§ 38. The main strength of a Roman army was in the legionary infantry. Of these, naturally, then, we have the most satisfactory accounts. About the auxiliary troops, cavalry and infantry, we have already spoken (§§ 17, 18). Of the legionary, we must now speak more in detail.
§ 39. In the earlier days of the republic the army was a compulsory levy of all the able-bodied male citizens of suitable age. None but Roman citizens were admitted to the legion. All Roman citizens must serve. At the close of the campaign the troops were disbanded, and returned to their homes and their usual avocations. Thus the army was a body of citizen soldiers, or militia.

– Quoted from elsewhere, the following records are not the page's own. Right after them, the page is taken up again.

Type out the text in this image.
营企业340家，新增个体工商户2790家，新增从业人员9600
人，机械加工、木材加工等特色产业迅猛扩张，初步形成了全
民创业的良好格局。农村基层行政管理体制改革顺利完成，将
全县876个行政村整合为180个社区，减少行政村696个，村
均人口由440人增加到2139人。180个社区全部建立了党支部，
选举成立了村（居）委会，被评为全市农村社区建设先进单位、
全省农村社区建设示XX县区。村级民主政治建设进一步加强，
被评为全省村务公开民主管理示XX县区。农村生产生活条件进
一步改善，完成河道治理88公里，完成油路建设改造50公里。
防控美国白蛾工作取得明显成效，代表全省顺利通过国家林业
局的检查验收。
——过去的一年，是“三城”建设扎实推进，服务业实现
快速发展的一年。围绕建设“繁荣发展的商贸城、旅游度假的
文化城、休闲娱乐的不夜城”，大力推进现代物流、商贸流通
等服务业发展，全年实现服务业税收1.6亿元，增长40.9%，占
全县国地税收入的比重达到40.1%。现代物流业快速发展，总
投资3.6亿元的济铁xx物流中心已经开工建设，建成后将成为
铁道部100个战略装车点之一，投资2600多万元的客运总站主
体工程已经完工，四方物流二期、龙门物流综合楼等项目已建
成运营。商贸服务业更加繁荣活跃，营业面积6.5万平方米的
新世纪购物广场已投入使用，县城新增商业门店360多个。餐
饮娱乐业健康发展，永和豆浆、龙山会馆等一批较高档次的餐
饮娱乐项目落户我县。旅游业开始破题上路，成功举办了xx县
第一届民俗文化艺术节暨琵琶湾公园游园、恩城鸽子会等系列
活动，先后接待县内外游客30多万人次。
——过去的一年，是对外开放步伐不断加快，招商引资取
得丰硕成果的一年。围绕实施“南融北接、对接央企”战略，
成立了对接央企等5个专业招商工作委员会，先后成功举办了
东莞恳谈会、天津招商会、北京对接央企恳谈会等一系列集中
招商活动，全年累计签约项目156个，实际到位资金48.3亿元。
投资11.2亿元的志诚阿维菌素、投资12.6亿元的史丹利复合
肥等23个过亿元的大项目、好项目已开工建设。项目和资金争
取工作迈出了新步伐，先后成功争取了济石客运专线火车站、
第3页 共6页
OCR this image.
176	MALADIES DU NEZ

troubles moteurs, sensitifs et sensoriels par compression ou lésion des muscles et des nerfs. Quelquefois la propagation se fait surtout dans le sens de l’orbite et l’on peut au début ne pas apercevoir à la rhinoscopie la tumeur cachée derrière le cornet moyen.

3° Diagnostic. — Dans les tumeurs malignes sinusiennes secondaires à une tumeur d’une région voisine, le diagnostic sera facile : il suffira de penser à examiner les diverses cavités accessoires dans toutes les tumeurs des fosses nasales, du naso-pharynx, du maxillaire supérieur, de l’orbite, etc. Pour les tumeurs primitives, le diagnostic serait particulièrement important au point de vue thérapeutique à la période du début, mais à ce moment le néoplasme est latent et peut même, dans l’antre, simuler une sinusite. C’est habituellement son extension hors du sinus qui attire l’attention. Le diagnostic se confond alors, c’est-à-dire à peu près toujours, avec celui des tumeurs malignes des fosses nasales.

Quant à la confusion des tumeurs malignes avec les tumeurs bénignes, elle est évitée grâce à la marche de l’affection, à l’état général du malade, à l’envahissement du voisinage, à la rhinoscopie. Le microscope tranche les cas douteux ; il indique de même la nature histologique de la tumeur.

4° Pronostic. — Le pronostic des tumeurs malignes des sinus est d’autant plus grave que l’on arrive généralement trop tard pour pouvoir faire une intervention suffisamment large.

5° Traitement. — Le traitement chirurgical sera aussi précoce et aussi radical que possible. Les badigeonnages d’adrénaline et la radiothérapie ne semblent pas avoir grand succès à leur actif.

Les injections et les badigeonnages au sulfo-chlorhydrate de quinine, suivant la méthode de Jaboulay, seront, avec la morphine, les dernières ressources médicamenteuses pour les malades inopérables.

But with the great increase in the number of citizens, especially after the social war, only a part were needed for military duty; and at the same time a plenty were found who were willing to enter the service, led by hope of gain and glory. So the armies became less and less a levy of citizen soldiery, and more and more a body of mercenary volunteers. From this fact certain results speedily appeared. As the Roman army grew to be a disciplined organization of professional soldiers, it became all the more effective ; and the men were the more readily attached to their chosen leader. Meanwhile the peaceful citizens who remained at home, to a great degree lost that military spirit and knowledge which had always before characterized the Roman people. Thus the way was paved rapidly and surely for the coming of a military despotism.